ILMF (part of Geo Week) kicked off in Denver last week with a focus on the use case for 3D technologies—or, more specifically, the data. The keynotes were presented from perspectives outside of the mapping industry, but illustrated important movement in 3D technology at large that may be fruitfully applied within the mapping industry.
A problem: the imminent data explosion
Peter Batty delivered a keynote about how consumer-level reality capture technologies are changing the way we capture data for GIS applications. Batty began by reviewing the speedy evolution of the smartphone’s depth-sensing capabilities, the falling price of 360-degree cameras, and the increasing sophistication and miniaturization of drones. He argued that we are seeing rapid increases in the volume of data being collected by many different types of reality capture devices.
He also pressed professional communities to consider the implications of this growing volume of data as it pertains to data-handling and dissemination requirements, as well as how we can use it to respond to the need for increasingly intelligent data deliverables.
Peter Batty highlights the imminent explosion of data volumes and availability
The keynote presentation by Barry Behnken from AEye focused on the high volumes of data produced by autonomous vehicle sensing.
Behnken raised a point that complements Batty’s, arguing around 80% of the data collected by the lidar systems on autonomous vehicles is essentially thrown away. This is because traditional data processing procedures fall prey to latency problems that make them inadequate for dealing with the sheer volume of data they receive from autonomous vehicles. As a result, much of the information collected becomes obsolete before it is even processed.
Latency arises when processing voluminous data from autonomous vehicles
A solution: artificial intelligence in practice
Batty described how GIS-related industries have responded to this problem. It is becoming commonplace, he argues, to automatically process reality capture data using sophisticated image-, edge-, and text-processing algorithms. For example, Google now generates most of the attribute data for Google Maps automatically. Batty’s own firm IQGEO has been exploring the use of Mapillary, which uses computer vision to compile comprehensive geospatial maps from crowdsourced imagery, to improve the functionality of its MyWorld application for the utility sector.
Implementing increasingly artificially intelligent routines to classify 360-degree imagery for utility companies
During his discussion of the data synthesis requirements of autonomous systems collecting huge amounts of data, Behnken argued that we sometimes put too high a value on increasingly dense point clouds. He explained that an autonomous vehicle needs a synthesized set of information in real-time—not just a ton of raw data—to make critical sense-and-avoid related decisions when planning its path.
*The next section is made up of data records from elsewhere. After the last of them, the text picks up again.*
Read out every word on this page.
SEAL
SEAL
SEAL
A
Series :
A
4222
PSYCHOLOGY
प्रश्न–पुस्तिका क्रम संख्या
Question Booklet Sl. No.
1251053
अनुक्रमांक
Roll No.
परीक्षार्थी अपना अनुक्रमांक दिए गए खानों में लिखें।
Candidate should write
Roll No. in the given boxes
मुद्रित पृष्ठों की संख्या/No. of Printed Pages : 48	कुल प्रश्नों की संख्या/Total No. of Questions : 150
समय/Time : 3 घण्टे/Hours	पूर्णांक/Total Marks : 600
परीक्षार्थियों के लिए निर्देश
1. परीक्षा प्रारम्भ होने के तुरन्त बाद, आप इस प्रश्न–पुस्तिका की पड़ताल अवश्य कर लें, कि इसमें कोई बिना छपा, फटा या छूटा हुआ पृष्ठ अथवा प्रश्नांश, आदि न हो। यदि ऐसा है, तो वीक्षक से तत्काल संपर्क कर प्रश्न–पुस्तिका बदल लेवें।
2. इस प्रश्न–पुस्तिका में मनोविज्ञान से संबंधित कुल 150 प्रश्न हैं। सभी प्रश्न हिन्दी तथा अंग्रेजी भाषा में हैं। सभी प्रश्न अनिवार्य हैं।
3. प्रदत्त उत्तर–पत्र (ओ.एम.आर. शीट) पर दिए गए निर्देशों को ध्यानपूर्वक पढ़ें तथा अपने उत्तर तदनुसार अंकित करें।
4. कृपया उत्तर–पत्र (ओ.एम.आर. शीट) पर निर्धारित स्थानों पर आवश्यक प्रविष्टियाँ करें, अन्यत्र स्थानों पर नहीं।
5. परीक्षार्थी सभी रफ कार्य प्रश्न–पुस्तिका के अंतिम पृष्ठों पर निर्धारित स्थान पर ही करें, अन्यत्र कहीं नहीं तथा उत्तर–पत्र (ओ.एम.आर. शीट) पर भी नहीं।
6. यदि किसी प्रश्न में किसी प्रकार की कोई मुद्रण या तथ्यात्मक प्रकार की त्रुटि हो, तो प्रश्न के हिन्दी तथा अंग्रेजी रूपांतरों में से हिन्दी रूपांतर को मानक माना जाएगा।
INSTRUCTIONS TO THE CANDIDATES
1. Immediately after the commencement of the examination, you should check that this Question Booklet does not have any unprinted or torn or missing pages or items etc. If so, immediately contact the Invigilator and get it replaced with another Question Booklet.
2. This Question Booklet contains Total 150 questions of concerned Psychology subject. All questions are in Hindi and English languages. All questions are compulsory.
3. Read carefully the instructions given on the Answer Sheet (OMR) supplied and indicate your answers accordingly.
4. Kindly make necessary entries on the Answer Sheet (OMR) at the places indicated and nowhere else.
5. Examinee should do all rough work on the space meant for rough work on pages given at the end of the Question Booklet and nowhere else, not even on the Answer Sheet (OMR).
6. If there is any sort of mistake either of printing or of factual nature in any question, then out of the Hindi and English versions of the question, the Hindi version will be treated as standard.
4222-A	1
This will likely require artificial intelligence.
What does an autonomous driving system really need?
Requirements for autonomy and validation
Geoweek’s keynotes were presented from perspectives that may have been abstract to traditional mapping communities, but have brought front and center the fact that other industries are already implementing artificially intelligent techniques for disseminating data from reality capture systems.
Still, the requirements of these industries are different from those of the mapping industry. In the utility space, there is a similar requirement to record what has just been built, or to assess many environments along a distribution network for access purposes. However, the purpose here is ultimately to assess whether there may be an issue as opposed to exactly what that issue is. The utility industry, in other words, does not require information products to be as precise as we do in mapping.
For autonomous vehicles, the requirement is not precision, but speed. Vehicles need real-time processing to assess the possibility that an object in a scene might cause a collision, which it can do even if the positioning of that object is not exact.
For many mapping applications the requirement for precision is much higher. As we embrace autonomous techniques for processing our data, and even borrow these techniques from the utility space or autonomous vehicle space, we need to think about what the use-case requires of the data that we are processing. This is true now more than ever.